To the Senate and House of Representatives of the United States:

The Memorial of the Pennsylvania Society for Promoting the Abolition of Slavery, the Relief of Free Negroes Unlawfully Held in Bondage, and the Improvement of the Condition of the African Race.

Respectfully Sheweth,

That from a regard for the happiness of mankind an association was formed several years since in this state by a number of the citizens of various religious denominations for promoting the abolition of slavery and for the relief of those unlawfully held in bondage. A just and accurate conception of the true principles of liberty, as it spreads through the land, produced accessions to their numbers, many friends to their cause and legislative cooperation with their views, which by the blessing of Divine Providence, have been successfully directed to the relieving from bondage a large number of their fellow creatures of the African Race. They have also the satisfaction to observe, that in consequence of that spirit of philanthropy and genuine liberty which is generally diffusing its beneficial influence, similar institutions are gradually forming at home and abroad.

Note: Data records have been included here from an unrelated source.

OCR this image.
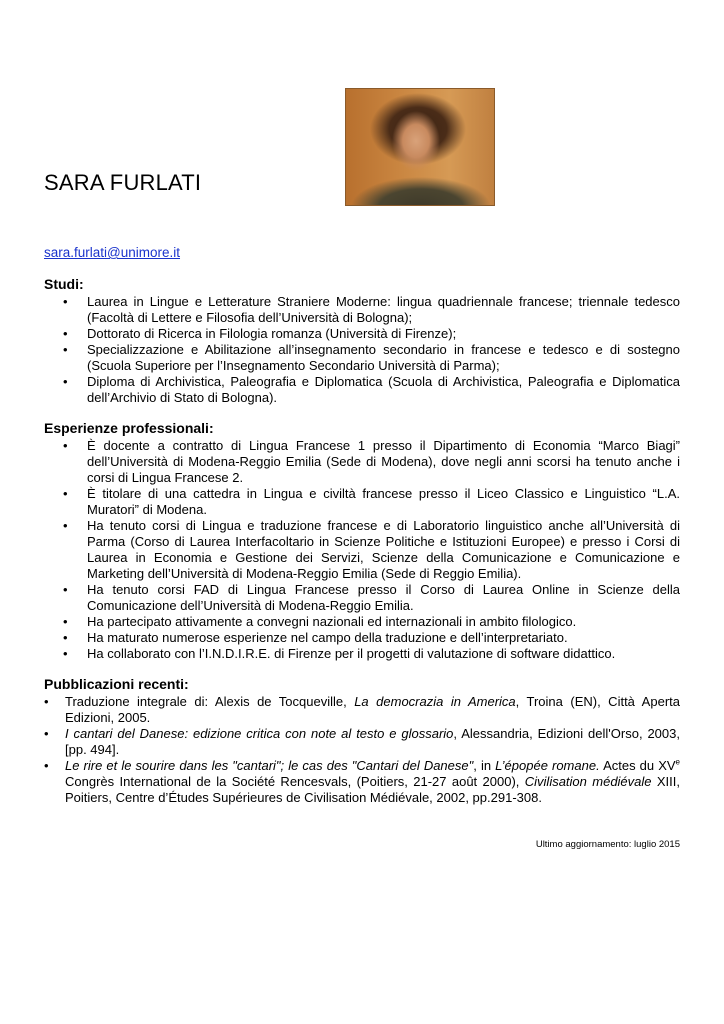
SARA FURLATI
sara.furlati@unimore.it
Studi:
• Laurea in Lingue e Letterature Straniere Moderne: lingua quadriennale francese; triennale tedesco (Facoltà di Lettere e Filosofia dell’Università di Bologna);
• Dottorato di Ricerca in Filologia romanza (Università di Firenze);
• Specializzazione e Abilitazione all’insegnamento secondario in francese e tedesco e di sostegno (Scuola Superiore per l’Insegnamento Secondario Università di Parma);
• Diploma di Archivistica, Paleografia e Diplomatica (Scuola di Archivistica, Paleografia e Diplomatica dell’Archivio di Stato di Bologna).
Esperienze professionali:
• È docente a contratto di Lingua Francese 1 presso il Dipartimento di Economia “Marco Biagi” dell’Università di Modena-Reggio Emilia (Sede di Modena), dove negli anni scorsi ha tenuto anche i corsi di Lingua Francese 2.
• È titolare di una cattedra in Lingua e civiltà francese presso il Liceo Classico e Linguistico “L.A. Muratori” di Modena.
• Ha tenuto corsi di Lingua e traduzione francese e di Laboratorio linguistico anche all’Università di Parma (Corso di Laurea Interfacoltario in Scienze Politiche e Istituzioni Europee) e presso i Corsi di Laurea in Economia e Gestione dei Servizi, Scienze della Comunicazione e Comunicazione e Marketing dell’Università di Modena-Reggio Emilia (Sede di Reggio Emilia).
• Ha tenuto corsi FAD di Lingua Francese presso il Corso di Laurea Online in Scienze della Comunicazione dell’Università di Modena-Reggio Emilia.
• Ha partecipato attivamente a convegni nazionali ed internazionali in ambito filologico.
• Ha maturato numerose esperienze nel campo della traduzione e dell’interpretariato.
• Ha collaborato con l’I.N.D.I.R.E. di Firenze per il progetti di valutazione di software didattico.
Pubblicazioni recenti:
• Traduzione integrale di: Alexis de Tocqueville, La democrazia in America, Troina (EN), Città Aperta Edizioni, 2005.
• I cantari del Danese: edizione critica con note al testo e glossario, Alessandria, Edizioni dell'Orso, 2003, [pp. 494].
• Le rire et le sourire dans les "cantari"; le cas des "Cantari del Danese", in L’épopée romane. Actes du XVe Congrès International de la Société Rencesvals, (Poitiers, 21-27 août 2000), Civilisation médiévale XIII, Poitiers, Centre d’Études Supérieures de Civilisation Médiévale, 2002, pp.291-308.
Ultimo aggiornamento: luglio 2015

That mankind are all formed by the same almighty being, alike objects of his care and equally designed for the enjoyment of happiness, the Christian Religion teaches us to believe, and the political creed of America fully coincides with the position. Your memorialists, particularly engaged in attending to the distresses arising from slavery, believe it their indispensable duty to present this subject to your notice. They have observed with great satisfaction that many important and salutary powers are vested in you for “promoting the welfare and securing the blessings of liberty to the people of the United States”. And as they conceive, that these blessings ought rightfully to be administered, without distinction of colour, to all descriptions of people, so they indulge themselves in the pleasing expectation, that nothing, which can be done for the relief of the unhappy objects of their care, will be either omitted or delayed.

From a persuasion that equal liberty was originally the portion, and is still the birthright of all men, influenced by the strong ties of humanity and the principles of their institution, your memorialists conceive themselves bound to use all justifiable endeavours to loosen the bonds of slavery and promote a general enjoyment of the blessings of freedom. Under these impressions they earnestly entreat your serious attention to the subject of slavery that you will be pleased to countenance the restoration of liberty to those unhappy men, who alone in this land of freedom, are degraded into perpetual bondage, and who, amidst the general joy of surrounding freemen, are groaning in servile subjection, that you will devise means for removing this inconsistency from the character of the American people, that you will promote mercy and justice towards this distressed race, and that you will step to the very verge of the powers vested in your for discouraging every species of traffick in the persons of our fellow men.

B. Franklin
President of the Society
Philadelphia, Feb. 13, 1790

Of course that is just the beginning of Franklin's contributions. He was his age's most vocal defender of American Indian rights to their land and the sacred nature of treaties made with Indian nations. He was almost the last prominent man working for peace as his American and British compatriots drifted toward war; but once war was joined he threw himself in to the cause of his nation. He helped write both the Declaration of Independence and the Constitution. He was a steady advocate for democracy and against any sort of American aristocracy, unmovable in his advocacy for freedom of speech and religion. Plus his invention of the lightning rod saved untold thousands of lives. He was even funny.

If he is not good enough for us to name schools after  him, nobody can possibly be good enough. Because there just is no one better.


G. Verloren said...

On the one hand, he quite properly protested the bald eagle as the national bird, since they're lazy, thieves, bullies, and cowards.

On the other hand, I struggle to think of a more apt avian symbol for America.

Even the oft-maligned vultures are too noble a bird for the comparison, being actually quite beneficial and wrongly criticized creatures. Vultures actually work rather hard, make an honest living, and only really compete with other scavengers.

pootrsox said...

Turkey vultures are carrion eaters exclusively. Black vultures, however, are predators, eagerly seeking newly-birthed creatures both wild and domestic.

A local bison ranch lost almost every newly-narrowed piglet from all his sows to black vultures. The crew he managed to save he had to rear in his house.

It took months of effort for him to obtain a permit to shoot a limited number of them-- they are a protected species. Hanging a couple of vulture carcasses in plain sight periodically is about the only deterrent.

I know this because the rancher told me the tale.